Seeking Alpha Gold Tier 2 2026-03-03 17:40 UTC 📖 1 min read Bullish

Seeking Alpha flags an oil-driven inflation risk tied to the U.S.–Iran conflict, arguing the market is underpricing the probability of a renewed inflation impulse in coming months. The author frames the setup as analogous to late-1970s dynamics: an energy shock pushing core inflation higher just as investors expect easier policy and continued growth. Key datapoint claims are directional rather than fully quantified in the excerpt: core CPI is described as at a “critical inflection point,” with higher energy feeding through to broader prices.

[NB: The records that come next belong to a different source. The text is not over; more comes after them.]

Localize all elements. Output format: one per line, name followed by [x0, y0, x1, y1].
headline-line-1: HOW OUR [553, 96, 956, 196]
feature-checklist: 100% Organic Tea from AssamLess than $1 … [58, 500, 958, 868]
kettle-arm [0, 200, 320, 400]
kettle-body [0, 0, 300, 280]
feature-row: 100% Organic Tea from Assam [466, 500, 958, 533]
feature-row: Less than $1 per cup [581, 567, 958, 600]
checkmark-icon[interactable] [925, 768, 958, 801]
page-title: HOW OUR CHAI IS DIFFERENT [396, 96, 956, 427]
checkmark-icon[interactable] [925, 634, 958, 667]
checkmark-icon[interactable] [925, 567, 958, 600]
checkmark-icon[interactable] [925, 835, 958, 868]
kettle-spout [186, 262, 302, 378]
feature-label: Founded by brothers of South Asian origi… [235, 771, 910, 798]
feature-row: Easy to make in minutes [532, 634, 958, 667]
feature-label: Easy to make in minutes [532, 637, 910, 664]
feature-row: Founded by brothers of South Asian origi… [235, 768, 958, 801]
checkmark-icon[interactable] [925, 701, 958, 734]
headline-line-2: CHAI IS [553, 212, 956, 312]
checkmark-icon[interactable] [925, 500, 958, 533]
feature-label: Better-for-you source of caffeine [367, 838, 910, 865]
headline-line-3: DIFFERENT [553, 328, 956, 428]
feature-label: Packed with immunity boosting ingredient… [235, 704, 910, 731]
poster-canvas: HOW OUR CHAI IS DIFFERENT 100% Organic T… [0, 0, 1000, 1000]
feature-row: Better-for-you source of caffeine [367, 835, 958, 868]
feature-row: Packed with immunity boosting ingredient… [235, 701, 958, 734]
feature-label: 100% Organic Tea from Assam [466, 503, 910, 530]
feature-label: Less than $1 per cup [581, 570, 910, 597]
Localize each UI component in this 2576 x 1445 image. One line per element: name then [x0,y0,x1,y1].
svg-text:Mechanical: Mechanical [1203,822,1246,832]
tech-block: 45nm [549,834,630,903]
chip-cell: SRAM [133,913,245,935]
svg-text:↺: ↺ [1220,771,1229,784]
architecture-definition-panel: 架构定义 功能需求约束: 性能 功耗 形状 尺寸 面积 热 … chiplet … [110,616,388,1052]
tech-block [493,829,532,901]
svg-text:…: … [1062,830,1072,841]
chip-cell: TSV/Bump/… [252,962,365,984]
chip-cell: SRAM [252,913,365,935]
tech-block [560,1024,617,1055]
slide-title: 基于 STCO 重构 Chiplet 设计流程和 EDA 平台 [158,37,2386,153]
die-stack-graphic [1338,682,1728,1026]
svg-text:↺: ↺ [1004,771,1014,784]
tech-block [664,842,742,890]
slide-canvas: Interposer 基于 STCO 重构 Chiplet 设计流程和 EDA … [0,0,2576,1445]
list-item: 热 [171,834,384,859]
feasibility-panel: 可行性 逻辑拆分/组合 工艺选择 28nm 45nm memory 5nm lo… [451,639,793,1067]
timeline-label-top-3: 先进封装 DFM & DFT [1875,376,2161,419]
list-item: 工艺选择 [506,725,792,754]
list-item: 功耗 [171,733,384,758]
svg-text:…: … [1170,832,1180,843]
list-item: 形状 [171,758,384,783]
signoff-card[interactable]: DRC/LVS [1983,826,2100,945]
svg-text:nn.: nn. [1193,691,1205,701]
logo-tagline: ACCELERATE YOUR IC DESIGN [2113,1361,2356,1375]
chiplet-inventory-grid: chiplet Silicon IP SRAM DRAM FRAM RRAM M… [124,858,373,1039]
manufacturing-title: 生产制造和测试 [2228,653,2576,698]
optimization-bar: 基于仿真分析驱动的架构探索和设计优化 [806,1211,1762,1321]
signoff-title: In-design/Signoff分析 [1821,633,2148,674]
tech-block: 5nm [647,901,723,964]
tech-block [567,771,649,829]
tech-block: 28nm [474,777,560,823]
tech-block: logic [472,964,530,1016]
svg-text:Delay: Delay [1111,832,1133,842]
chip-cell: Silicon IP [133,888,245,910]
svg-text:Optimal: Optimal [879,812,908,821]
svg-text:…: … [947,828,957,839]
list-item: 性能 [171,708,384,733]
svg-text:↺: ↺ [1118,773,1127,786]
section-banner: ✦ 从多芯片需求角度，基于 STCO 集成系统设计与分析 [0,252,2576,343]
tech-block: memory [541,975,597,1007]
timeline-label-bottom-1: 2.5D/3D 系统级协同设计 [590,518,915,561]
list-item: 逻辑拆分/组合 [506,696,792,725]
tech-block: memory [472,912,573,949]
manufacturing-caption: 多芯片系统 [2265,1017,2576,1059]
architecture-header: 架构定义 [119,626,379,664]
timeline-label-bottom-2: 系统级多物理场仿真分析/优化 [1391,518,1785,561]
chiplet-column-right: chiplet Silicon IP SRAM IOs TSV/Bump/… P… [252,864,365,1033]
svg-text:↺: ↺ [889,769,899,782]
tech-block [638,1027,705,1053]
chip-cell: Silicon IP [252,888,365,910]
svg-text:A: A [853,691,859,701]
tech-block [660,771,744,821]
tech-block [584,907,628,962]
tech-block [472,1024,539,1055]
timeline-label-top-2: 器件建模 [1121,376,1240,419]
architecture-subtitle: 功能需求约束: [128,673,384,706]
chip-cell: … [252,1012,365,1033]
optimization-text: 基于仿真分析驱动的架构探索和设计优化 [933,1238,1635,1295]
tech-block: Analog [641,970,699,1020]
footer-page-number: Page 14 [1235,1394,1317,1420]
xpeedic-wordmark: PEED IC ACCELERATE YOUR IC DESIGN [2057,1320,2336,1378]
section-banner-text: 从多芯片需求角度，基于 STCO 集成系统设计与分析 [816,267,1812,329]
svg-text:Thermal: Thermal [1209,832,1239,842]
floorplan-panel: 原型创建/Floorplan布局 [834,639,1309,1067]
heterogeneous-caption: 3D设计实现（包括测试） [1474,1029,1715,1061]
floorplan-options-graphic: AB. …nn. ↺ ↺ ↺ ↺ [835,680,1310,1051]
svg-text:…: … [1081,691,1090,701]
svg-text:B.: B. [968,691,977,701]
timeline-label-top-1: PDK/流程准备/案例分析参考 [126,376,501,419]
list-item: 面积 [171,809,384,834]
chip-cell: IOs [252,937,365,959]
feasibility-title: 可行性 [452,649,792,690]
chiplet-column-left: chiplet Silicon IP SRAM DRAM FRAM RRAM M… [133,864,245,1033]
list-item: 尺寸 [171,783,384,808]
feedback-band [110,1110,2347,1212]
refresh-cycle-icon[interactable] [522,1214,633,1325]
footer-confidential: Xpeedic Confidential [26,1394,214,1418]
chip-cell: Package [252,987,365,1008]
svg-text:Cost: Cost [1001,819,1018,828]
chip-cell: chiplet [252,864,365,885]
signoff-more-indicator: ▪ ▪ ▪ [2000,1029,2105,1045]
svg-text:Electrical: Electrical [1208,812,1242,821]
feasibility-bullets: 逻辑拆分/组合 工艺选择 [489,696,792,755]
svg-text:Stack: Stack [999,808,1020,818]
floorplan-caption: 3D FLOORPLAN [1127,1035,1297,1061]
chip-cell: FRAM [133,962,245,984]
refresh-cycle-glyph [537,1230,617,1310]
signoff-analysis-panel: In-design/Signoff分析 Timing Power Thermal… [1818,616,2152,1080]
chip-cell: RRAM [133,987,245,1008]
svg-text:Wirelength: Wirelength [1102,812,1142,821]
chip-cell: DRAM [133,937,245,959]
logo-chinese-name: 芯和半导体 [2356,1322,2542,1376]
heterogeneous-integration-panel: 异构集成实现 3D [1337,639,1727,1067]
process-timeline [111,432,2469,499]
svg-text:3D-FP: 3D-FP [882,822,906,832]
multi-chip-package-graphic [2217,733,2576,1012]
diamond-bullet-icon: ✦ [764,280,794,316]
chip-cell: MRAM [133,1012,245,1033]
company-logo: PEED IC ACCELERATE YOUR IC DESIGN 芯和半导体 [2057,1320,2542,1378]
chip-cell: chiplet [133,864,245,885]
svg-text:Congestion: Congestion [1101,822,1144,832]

The piece also highlights a historical relationship between gold miners (GDX) and oil & gas E&Ps (XOP), suggesting current relative moves imply oil could reach “triple digits” if trends persist—an outcome that would likely reprice inflation expectations and the front end. For precious metals, the near-term tradeable implication is a geopolitically driven inflation-risk bid that could support gold (and potentially silver) via higher uncertainty and higher inflation breakevens, even if nominal yields rise. The author’s risk case is that markets are positioned for lower rates and benign growth, while a prolonged conflict could force higher-for-longer rates and “severe economic consequences” into 2026—raising volatility and creating cross-currents for miners (energy-input costs vs. gold price support). Near-term catalyst is sustained oil strength and the next CPI prints showing second-round effects. Main uncertainty: the excerpt does not provide the underlying chart levels or specific CPI/oil thresholds, and the argument hinges on persistence of the conflict/oil move rather than a one-off spike.